There might have been hope for the man if he’d taken his lesson seriously. But instead, he again got in a hurry and with a cocky and self-assured attitude headed over to propose marriage to the “girl next-door”. The errand was doomed from the start. I’m reminded of the Biblical injunction to “Prepare thy work without, and make it fit for thyself in the field; and afterwards build thine house.” (Proverbs 24:27)

Here’s my favorite line: “Single I am and will remain: a lazy man I won’t maintain.”
How’s that for plain speaking?

I admire the courage of that young woman. She wisely recognized in the young man’s laziness the seeds of a deeper problem. Prudently, she saw bigger dangers ahead and took steps to avoid them. (Proverbs 22:3)

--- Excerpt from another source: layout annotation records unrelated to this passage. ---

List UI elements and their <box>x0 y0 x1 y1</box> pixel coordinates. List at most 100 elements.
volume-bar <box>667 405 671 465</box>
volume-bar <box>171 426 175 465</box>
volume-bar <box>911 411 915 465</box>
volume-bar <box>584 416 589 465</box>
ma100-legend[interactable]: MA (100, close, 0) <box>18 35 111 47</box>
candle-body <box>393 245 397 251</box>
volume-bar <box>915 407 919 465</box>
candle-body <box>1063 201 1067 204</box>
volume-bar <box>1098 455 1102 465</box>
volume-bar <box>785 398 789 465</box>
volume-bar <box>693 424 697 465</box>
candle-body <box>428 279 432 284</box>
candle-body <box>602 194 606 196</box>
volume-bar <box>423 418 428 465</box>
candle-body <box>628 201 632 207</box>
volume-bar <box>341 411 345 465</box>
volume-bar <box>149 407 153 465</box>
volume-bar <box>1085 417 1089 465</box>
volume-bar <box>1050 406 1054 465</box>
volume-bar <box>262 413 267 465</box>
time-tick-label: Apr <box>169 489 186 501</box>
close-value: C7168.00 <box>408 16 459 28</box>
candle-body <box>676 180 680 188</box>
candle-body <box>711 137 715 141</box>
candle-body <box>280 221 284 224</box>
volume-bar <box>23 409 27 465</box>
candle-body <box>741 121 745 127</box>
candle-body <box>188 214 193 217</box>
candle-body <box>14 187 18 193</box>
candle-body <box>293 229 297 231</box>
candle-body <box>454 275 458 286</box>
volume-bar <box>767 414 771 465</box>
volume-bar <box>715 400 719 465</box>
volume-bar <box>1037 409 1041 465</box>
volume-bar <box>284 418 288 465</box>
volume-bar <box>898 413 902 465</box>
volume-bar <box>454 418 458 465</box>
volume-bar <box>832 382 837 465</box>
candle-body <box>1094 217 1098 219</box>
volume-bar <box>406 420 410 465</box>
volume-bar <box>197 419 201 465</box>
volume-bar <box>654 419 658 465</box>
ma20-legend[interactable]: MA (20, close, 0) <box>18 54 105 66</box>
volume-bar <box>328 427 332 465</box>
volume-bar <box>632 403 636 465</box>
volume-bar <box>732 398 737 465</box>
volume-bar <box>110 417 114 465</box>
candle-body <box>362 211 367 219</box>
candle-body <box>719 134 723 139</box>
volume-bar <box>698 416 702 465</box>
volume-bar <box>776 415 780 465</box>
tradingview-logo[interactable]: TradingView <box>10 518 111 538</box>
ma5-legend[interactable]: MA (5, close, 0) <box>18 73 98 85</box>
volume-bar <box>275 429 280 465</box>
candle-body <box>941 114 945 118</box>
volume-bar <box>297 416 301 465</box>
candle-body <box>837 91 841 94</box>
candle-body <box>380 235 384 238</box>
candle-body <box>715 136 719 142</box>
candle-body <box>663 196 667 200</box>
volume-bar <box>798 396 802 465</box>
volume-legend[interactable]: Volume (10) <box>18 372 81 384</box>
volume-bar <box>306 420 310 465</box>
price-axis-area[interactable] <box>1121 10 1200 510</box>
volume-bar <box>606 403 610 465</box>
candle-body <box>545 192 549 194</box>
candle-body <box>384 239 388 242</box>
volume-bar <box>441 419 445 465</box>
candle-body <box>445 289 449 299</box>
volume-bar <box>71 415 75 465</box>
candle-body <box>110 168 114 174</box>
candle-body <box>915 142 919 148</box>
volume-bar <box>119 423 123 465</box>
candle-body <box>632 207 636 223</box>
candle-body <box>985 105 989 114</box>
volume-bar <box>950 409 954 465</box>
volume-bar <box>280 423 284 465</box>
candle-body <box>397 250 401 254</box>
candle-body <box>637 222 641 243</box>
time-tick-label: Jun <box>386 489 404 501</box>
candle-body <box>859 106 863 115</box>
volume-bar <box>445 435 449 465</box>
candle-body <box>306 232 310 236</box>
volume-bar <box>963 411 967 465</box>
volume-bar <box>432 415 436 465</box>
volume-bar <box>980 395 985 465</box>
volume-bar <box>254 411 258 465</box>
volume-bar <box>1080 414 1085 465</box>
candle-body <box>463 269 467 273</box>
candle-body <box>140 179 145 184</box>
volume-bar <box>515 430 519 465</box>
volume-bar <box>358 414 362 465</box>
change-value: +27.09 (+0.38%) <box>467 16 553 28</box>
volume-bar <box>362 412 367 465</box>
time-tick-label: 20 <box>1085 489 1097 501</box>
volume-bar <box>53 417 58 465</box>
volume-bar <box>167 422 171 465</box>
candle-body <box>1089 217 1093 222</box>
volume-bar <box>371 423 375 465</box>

The final verse of the song is a sad revelation of the true character of the man who at one time must have held some attraction for the farm girl. He lacked the foundational qualities necessary to any successful relationship: selfless charity and humility. Unwilling to admit his error, he instead lashed out in bitterness towards the one whose advice he should have cherished.

Funny how many things one little song can teach, if you think about it!

I could go off on a dozen different tangents of thought inspired by this song, but the folks at the Highlands Study Center have already done it. If you want to read some interesting and convicting articles all related to the subject of work, go here.

My favorite article, exhorting young women in godliness, is here.
(Note that the title should be “Ladies in Waiting”… not “House of Mourning”. Who knows how that happened!)

Does anyone else have a favorite song that tells a thought provoking story? I'd love to hear about it!